On a dit que, dans leur texte de présentation des nominés, Time annonçait [initialement] que «le premier Pontife jésuite a gagné les cœurs et les esprits avec sa touche "commune" et son rejet du dogme de l'Eglise».
Bien entendu, le pape François n'a nullement rejeté le dogme de l'Eglise. Les rédacteurs de Time n'ont pas tardé à se corriger, mais leur erreur a révélé une fois de plus le préjugé libéral contre le catholicisme: les catholiques ne sont bons que s'ils sont considérés comme en rebellion contre leur Église. Cette attitude met clairement les catholiques mal à l'aise. Ce ne peut être qu'une question de temps avant que les journalistes qui aujourd'hui encensent François se retournent contre lui. Ils diront qu'il les a déçus, quand il ne défendra pas tous les droits des gays, les préservatifs, et les femmes papes.

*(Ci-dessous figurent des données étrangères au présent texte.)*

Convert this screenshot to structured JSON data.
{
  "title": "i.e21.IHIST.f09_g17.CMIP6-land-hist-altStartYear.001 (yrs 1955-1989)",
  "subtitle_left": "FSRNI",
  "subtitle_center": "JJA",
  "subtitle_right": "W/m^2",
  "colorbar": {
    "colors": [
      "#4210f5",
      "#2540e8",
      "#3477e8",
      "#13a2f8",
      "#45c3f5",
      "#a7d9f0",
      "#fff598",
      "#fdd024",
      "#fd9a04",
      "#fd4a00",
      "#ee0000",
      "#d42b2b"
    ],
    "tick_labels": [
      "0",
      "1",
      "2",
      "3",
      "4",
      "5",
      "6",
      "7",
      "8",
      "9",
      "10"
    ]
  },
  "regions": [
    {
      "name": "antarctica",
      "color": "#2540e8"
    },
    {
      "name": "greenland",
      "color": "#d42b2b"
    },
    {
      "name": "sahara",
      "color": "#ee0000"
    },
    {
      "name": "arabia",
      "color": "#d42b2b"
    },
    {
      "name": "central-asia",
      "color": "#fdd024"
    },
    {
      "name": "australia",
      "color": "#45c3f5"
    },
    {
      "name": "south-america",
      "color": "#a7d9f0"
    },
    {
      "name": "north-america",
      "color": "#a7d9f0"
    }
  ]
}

C'est pourquoi ma personne de l'année, pour ce que vaut mon avis, n'est pas le pape François, mais le Pape Benoît XVI.

Parce qu'il a eu l'humilité de réaliser qu'il ne pouvait plus continuer à conduire l'Église.

Parce qu'il a eu le courage de démissionner, contre tous les précédents moderne, et fait place à un successeur plus dynamique.

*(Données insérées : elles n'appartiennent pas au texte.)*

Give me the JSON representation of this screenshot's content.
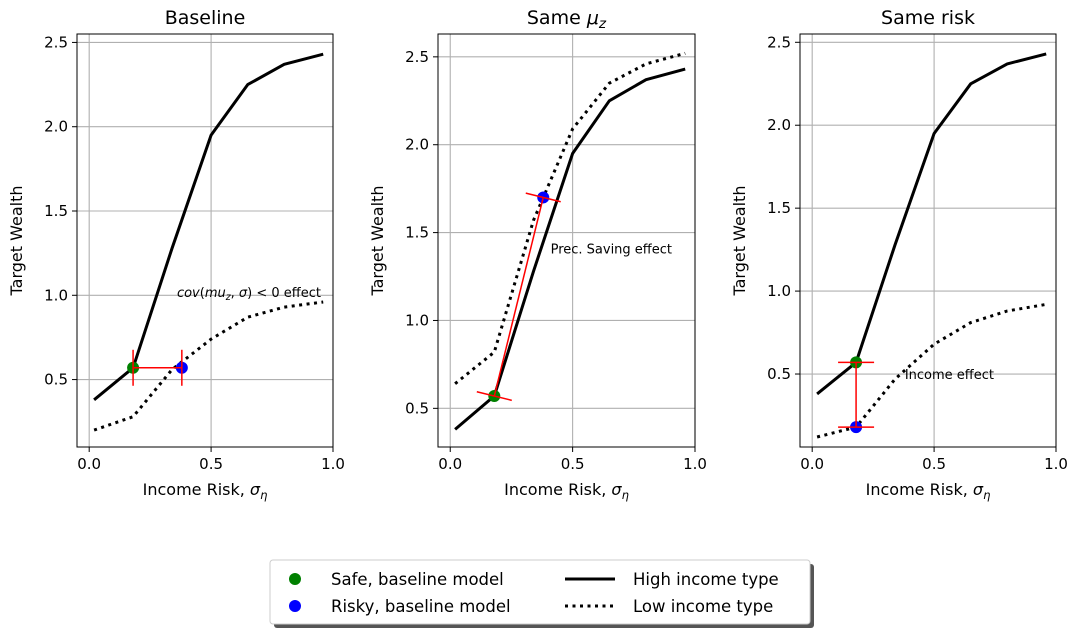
{
  "chart_data": [
    {
      "type": "line",
      "title": "Baseline",
      "xlabel": "Income Risk, σ_η",
      "ylabel": "Target Wealth",
      "xlim": [
        -0.05,
        1.0
      ],
      "ylim": [
        0.1,
        2.55
      ],
      "xticks": [
        "0.0",
        "0.5",
        "1.0"
      ],
      "yticks": [
        "0.5",
        "1.0",
        "1.5",
        "2.0",
        "2.5"
      ],
      "grid": true,
      "series": [
        {
          "name": "High income type",
          "style": "solid",
          "x": [
            0.02,
            0.18,
            0.34,
            0.5,
            0.65,
            0.8,
            0.96
          ],
          "y": [
            0.38,
            0.57,
            1.28,
            1.95,
            2.25,
            2.37,
            2.43
          ]
        },
        {
          "name": "Low income type",
          "style": "dotted",
          "x": [
            0.02,
            0.18,
            0.34,
            0.5,
            0.65,
            0.8,
            0.96
          ],
          "y": [
            0.2,
            0.28,
            0.56,
            0.74,
            0.87,
            0.93,
            0.96
          ]
        }
      ],
      "points": [
        {
          "name": "Safe, baseline model",
          "x": 0.18,
          "y": 0.57
        },
        {
          "name": "Risky, baseline model",
          "x": 0.38,
          "y": 0.57
        }
      ],
      "arrow": {
        "from": [
          0.18,
          0.57
        ],
        "to": [
          0.38,
          0.57
        ]
      },
      "annotation": {
        "text": "cov(mu_z, σ) < 0 effect",
        "x": 0.36,
        "y": 0.99
      }
    },
    {
      "type": "line",
      "title": "Same μ_z",
      "xlabel": "Income Risk, σ_η",
      "ylabel": "Target Wealth",
      "xlim": [
        -0.05,
        1.0
      ],
      "ylim": [
        0.28,
        2.63
      ],
      "xticks": [
        "0.0",
        "0.5",
        "1.0"
      ],
      "yticks": [
        "0.5",
        "1.0",
        "1.5",
        "2.0",
        "2.5"
      ],
      "grid": true,
      "series": [
        {
          "name": "High income type",
          "style": "solid",
          "x": [
            0.02,
            0.18,
            0.34,
            0.5,
            0.65,
            0.8,
            0.96
          ],
          "y": [
            0.38,
            0.57,
            1.28,
            1.95,
            2.25,
            2.37,
            2.43
          ]
        },
        {
          "name": "Low income type",
          "style": "dotted",
          "x": [
            0.02,
            0.18,
            0.34,
            0.5,
            0.65,
            0.8,
            0.96
          ],
          "y": [
            0.64,
            0.82,
            1.57,
            2.09,
            2.35,
            2.46,
            2.52
          ]
        }
      ],
      "points": [
        {
          "name": "Safe, baseline model",
          "x": 0.18,
          "y": 0.57
        },
        {
          "name": "Risky, baseline model",
          "x": 0.38,
          "y": 1.7
        }
      ],
      "arrow": {
        "from": [
          0.18,
          0.57
        ],
        "to": [
          0.38,
          1.7
        ]
      },
      "annotation": {
        "text": "Prec. Saving effect",
        "x": 0.41,
        "y": 1.38
      }
    },
    {
      "type": "line",
      "title": "Same risk",
      "xlabel": "Income Risk, σ_η",
      "ylabel": "Target Wealth",
      "xlim": [
        -0.05,
        1.0
      ],
      "ylim": [
        0.06,
        2.55
      ],
      "xticks": [
        "0.0",
        "0.5",
        "1.0"
      ],
      "yticks": [
        "0.5",
        "1.0",
        "1.5",
        "2.0",
        "2.5"
      ],
      "grid": true,
      "series": [
        {
          "name": "High income type",
          "style": "solid",
          "x": [
            0.02,
            0.18,
            0.34,
            0.5,
            0.65,
            0.8,
            0.96
          ],
          "y": [
            0.38,
            0.57,
            1.28,
            1.95,
            2.25,
            2.37,
            2.43
          ]
        },
        {
          "name": "Low income type",
          "style": "dotted",
          "x": [
            0.02,
            0.18,
            0.34,
            0.5,
            0.65,
            0.8,
            0.96
          ],
          "y": [
            0.12,
            0.18,
            0.47,
            0.68,
            0.81,
            0.88,
            0.92
          ]
        }
      ],
      "points": [
        {
          "name": "Safe, baseline model",
          "x": 0.18,
          "y": 0.57
        },
        {
          "name": "Risky, baseline model",
          "x": 0.18,
          "y": 0.18
        }
      ],
      "arrow": {
        "from": [
          0.18,
          0.57
        ],
        "to": [
          0.18,
          0.18
        ]
      },
      "annotation": {
        "text": "Income effect",
        "x": 0.38,
        "y": 0.47
      }
    }
  ],
  "legend": {
    "items": [
      {
        "label": "Safe, baseline model",
        "kind": "marker",
        "color": "#008000"
      },
      {
        "label": "High income type",
        "kind": "solid",
        "color": "#000000"
      },
      {
        "label": "Risky, baseline model",
        "kind": "marker",
        "color": "#0000ff"
      },
      {
        "label": "Low income type",
        "kind": "dotted",
        "color": "#000000"
      }
    ]
  },
  "colors": {
    "grid": "#b0b0b0",
    "arrow": "#ff0000",
    "safe": "#008000",
    "risky": "#0000ff"
  }
}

Parce que le pape François est en fait en train de profiter des nombreux fruits du travail de son prédécesseur. Benoît n'était pas un pitbull de droite: tout comme François, il a continuellement souligné l'importance de l'amour divin, ainsi que les dangers du capitalisme mondial, et il n'a pas été obsédé par les questions sexuelles. Benoît a également fait énormément pour apporter l'unité des chrétiens, en tendant la main aux orthodoxes, aux anglicans traditionalistes mécontents et autres dénominations.

Parce que les médias laïcistes n'ont jamais été capables de le comprendre.

Mais par-dessus tout parce que Benoît a eu la grâce étonnante de garder le silence quand les médias s'amourachaient du Pape François. Il n'a pas réagi - en public en tout cas - quand le monde a décidé que l'humilité et la chaleur de François offraient un contraste frappant avec lui, et quand tout le monde a insinué que, contrairement à l'adorable François, Benoît était une sorte de réactionnaire ego-maniaque, alors qu'en fait, il est le contraire.

Alors - Benoît, homme de l'année 2013, pour s'être retiré de la scène publique et pour avoir gardé la bouche fermée.